Bowman, much like The Jewish Vote, blamed Hamas's attack on Israel's "blockade of Gaza" and went on to accuse the Jewish state of "mass murder," "genocide," and "ethnic cleansing." Those comments have incensed local Jewish leaders. Twenty-six rabbis in Bowman's district, for example, wrote a letter in October urging Latimer to launch a primary campaign against Bowman, citing the congressman's "effort to erode support for Israel on Capitol Hill and within the Democratic Party."

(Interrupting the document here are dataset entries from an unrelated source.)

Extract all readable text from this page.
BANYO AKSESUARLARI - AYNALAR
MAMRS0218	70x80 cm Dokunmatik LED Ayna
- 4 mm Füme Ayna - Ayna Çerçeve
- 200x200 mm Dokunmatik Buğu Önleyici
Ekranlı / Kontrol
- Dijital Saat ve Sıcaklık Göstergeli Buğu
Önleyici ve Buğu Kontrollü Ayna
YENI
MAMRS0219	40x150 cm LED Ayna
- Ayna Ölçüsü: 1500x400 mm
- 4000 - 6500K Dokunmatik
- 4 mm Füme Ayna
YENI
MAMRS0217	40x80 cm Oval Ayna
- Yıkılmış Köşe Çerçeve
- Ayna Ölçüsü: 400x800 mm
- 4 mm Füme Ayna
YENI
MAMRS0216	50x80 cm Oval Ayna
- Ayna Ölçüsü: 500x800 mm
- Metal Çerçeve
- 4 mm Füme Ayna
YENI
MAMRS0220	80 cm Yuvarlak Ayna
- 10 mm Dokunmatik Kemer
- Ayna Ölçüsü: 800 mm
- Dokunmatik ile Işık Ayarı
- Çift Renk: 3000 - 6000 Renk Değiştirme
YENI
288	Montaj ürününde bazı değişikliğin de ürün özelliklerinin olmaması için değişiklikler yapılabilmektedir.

"Many of us tried to engage the Congressman early in his term, seeking constructive dialogue about the damaging positions he took—especially on matters related to America's relationship with Israel," the rabbis wrote. "Regrettably, Congressman Bowman disregarded our outreach and doubled down on his anti-Israel policy positions and messaging."

Bowman has also been intertwined with the Working Families Party since he began his political career in 2020. The party's New York chapter endorsed his primary campaign at the time, citing him as an "excellent" alternative challenger to then-incumbent Eliot Engel, who had held the seat for over 30 years.

"Jamaal Bowman is going to be an excellent congressman—pass it on," the Working Families Party wrote in a post before the 2020 primary.

Bowman did not return a request for comment.